O futuro incerto da Electronic Arts

Aquisição da EA por firmas de investimento promete cortes, endividamento e foco em monetização com IA, ameaçando a identidade criativa de uma das gigantes dos games
Logo da EA (Foto: Montagem/Davi Rocha)
Foto: Montagem/Davi Rocha Logo da EA

A aquisição da Electronic Arts (EA) — uma das maiores empresas da indústria de games, responsável por franquias como EA FC (antigo “FIFA Soccer”) e Battlefield — por cerca de 56 bilhões de dólares por um consórcio formado por dois fundos de investimento americanos e um saudita representa um dos eventos mais marcantes e, ao mesmo tempo, preocupantes da história recente do setor.

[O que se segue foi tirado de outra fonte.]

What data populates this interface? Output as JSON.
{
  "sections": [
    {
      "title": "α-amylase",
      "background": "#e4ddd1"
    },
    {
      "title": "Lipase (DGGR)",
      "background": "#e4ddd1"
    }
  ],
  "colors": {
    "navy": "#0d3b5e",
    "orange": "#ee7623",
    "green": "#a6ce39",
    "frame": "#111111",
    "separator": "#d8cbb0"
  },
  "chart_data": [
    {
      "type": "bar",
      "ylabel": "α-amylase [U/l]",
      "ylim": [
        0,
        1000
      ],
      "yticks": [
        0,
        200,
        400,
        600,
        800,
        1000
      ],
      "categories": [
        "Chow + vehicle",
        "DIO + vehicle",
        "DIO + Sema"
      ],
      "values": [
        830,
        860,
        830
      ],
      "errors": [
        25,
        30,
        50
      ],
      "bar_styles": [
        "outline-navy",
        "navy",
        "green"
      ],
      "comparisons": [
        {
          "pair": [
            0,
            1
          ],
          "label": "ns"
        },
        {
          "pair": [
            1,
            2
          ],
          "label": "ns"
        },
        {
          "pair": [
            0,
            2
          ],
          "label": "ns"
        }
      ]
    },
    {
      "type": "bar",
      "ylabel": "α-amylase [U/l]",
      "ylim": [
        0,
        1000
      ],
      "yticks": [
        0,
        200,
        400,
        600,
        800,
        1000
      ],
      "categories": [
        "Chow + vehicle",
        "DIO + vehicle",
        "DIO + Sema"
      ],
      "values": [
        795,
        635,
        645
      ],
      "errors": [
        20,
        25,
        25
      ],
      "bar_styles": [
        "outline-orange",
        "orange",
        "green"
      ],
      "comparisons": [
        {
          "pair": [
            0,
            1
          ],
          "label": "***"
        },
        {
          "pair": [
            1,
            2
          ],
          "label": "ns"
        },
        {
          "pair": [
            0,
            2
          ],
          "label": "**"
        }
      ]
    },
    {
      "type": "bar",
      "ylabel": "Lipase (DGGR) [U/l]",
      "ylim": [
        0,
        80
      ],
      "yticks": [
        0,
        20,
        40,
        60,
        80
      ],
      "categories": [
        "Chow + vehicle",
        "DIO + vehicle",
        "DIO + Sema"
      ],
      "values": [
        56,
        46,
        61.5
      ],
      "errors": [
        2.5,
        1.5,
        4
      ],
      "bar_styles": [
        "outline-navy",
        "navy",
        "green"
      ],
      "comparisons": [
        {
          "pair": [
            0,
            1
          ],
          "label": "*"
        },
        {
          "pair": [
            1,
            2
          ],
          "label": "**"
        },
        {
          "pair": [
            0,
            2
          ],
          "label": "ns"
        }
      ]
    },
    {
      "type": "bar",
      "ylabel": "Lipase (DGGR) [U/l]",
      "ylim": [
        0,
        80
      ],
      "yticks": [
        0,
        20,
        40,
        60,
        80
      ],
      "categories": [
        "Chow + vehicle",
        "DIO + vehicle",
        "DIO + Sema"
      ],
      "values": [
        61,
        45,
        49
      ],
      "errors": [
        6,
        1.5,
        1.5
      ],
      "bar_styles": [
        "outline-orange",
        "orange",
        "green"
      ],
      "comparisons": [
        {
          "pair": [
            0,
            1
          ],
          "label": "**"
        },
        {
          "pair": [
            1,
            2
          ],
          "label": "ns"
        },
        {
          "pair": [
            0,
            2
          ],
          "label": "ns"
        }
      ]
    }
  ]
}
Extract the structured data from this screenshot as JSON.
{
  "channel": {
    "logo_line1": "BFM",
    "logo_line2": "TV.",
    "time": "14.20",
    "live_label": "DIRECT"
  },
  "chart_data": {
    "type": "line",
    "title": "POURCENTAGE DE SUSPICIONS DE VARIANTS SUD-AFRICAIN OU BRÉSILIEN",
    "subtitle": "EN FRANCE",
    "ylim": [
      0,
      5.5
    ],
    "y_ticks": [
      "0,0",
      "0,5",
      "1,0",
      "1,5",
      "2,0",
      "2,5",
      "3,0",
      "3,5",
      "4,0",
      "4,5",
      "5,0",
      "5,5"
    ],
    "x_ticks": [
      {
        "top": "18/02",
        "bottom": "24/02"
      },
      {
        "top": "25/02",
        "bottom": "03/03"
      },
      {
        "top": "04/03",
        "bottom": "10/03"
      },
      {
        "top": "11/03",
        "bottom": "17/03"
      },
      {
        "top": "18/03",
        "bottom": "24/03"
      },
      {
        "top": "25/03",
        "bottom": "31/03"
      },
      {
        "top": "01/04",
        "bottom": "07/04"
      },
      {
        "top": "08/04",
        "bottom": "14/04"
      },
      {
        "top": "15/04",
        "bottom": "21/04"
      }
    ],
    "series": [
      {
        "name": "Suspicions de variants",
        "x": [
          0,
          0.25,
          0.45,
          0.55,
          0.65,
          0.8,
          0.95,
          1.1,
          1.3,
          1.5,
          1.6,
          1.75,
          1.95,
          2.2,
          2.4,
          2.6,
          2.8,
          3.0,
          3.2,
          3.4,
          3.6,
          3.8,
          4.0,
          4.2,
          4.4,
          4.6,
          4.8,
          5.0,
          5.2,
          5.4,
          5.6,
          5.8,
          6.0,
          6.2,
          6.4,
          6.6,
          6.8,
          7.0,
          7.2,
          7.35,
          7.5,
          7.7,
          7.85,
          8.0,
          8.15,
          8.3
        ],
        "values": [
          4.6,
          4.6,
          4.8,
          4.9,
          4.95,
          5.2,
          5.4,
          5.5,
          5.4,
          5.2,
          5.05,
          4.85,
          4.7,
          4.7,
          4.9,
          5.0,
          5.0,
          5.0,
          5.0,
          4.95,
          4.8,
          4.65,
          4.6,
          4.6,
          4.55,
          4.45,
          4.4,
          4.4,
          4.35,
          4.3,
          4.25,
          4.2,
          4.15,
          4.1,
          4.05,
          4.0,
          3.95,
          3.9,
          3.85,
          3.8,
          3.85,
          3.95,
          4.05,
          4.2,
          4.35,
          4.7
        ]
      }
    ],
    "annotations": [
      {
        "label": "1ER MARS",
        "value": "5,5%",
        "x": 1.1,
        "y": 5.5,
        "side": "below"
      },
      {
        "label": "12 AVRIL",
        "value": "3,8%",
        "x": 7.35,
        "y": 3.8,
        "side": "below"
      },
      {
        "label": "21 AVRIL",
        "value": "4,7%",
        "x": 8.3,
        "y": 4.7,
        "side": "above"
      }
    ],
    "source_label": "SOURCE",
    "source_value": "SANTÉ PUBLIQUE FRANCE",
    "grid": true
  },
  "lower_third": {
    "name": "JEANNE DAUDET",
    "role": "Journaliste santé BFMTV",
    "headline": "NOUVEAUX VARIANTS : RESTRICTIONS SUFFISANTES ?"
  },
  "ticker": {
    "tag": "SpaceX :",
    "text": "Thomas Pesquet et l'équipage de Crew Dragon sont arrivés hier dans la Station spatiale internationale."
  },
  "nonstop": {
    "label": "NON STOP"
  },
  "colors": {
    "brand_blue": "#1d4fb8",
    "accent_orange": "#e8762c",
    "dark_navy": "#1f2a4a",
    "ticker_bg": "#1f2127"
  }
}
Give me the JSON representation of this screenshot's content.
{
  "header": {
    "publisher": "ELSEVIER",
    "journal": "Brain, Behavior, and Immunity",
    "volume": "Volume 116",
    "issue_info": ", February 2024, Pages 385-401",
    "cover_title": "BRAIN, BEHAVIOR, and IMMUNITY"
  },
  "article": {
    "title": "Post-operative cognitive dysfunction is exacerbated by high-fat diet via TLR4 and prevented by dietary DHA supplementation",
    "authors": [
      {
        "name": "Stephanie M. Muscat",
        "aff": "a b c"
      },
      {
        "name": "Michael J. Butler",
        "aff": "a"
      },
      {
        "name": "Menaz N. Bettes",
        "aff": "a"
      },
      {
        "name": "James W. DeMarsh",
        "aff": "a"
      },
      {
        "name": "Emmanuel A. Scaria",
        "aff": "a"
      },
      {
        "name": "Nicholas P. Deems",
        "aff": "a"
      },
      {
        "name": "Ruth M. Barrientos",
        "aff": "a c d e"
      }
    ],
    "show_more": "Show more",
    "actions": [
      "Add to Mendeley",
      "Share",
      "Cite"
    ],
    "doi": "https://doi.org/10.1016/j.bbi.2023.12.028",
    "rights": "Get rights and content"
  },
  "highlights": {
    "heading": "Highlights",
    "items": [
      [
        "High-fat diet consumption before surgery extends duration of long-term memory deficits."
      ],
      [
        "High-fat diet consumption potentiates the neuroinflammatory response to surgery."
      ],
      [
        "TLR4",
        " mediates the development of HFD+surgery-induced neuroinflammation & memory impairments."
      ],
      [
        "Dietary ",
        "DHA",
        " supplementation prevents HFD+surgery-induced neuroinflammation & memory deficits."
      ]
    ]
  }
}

A operação essencialmente transforma a EA em uma companhia privada, retirando-a da bolsa de valores. À primeira vista, isso poderia soar como uma boa notícia: sem a pressão constante de acionistas públicos e de metas trimestrais de valorização, a empresa poderia se desprender da lógica do lucro infinito e voltar a assumir riscos criativos, como fazia nos anos 2000.

No entanto, a realidade do que deve acontecer, uma vez que a compra seja aprovada, tende a ser bem diferente.

Como apontou o jornalista Pedro Henrique Lutti Lippe em seu canal no YouTube, a compra não foi feita por outra companhia de jogos interessada em expandir o setor, mas por fundos de investimento cujo único objetivo é o retorno financeiro.

Esse tipo de operação, conhecida como leveraged buyout - ou compra alavancada -, funciona como um financiamento: parte do valor da compra vem de empréstimos bancários que agora deverão ser pagos pela própria EA.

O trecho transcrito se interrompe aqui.